Little patrons were left in dust of Augusta's cultural celebration



The Greater Augusta Arts Council will be the first to admit that its annual Arts in the Heart of Augusta festival is a work in progress that continues to grow, evolve and shift as time, money and geography permit or demand.

This year, it tackled the challenges of more artists, new stage locations and a new literary presence with aplomb, managing to find suitable activities and an accessible space for every taste.

Unless, of course, you're a kid.

The children's area, a loose collective of educational arts and crafts booths, was exiled to a dusty corner in the far reaches of the festival site.

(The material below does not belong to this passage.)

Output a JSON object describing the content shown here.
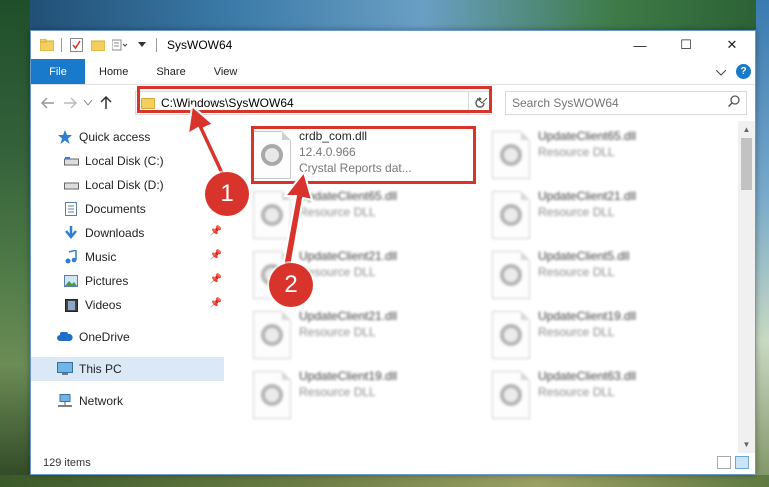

Those who found the child-friendly activities often arrive red-faced and tired, forced to navigate the labyrinth of arts and craft booths set up on loose stone and soft dirt. It was a little tough on foot, very difficult if burdened with a stroller.

The other problem is its narrow, if admirable focus. Each station featured an arts and crafts project with a vague cultural connection.

Children were invited to make and decorate a paper three-corner hat or "funeral" fan using traditional materials such as glitter, glue and marker. Given the sultry temperatures, the fans probably were a popular item.

Beyond that, the kids' area was a bust. Sure, stretching little minds with the heady cocktail of creativity and history is noble, but sometimes the smaller set just wants to cut loose.

I'm not suggesting that Arts in the Heart is the proper place for a full-fledged carnival, but I think allowing a little space for something big and bouncy might be worthwhile, as would festival favorites such as face-painting and balloon animals.

There was a bone thrown to older kids - the Coca-Cola Fun Zone, a tractor-trailer cavern laden with video game technology, kept the digital zombies satiated and enviably cooled. That appealed to a fairly specific audience, however, and left more excluded than served. A clown might not make your 6-year-old son any smarter, but it might make him happier, and on a hot day there's nothing more worthwhile than that.

It's important to remember that although the goal of Arts in the Heart of Augusta is to reflect the creative and cultural diversity found in the Augusta area, it also is a family event.

It's true that making every inch of the festival pleasantly paved might eliminate some of Arts in the Heart's roughshod charm, but a little more planning for the smallest patrons might not go amiss.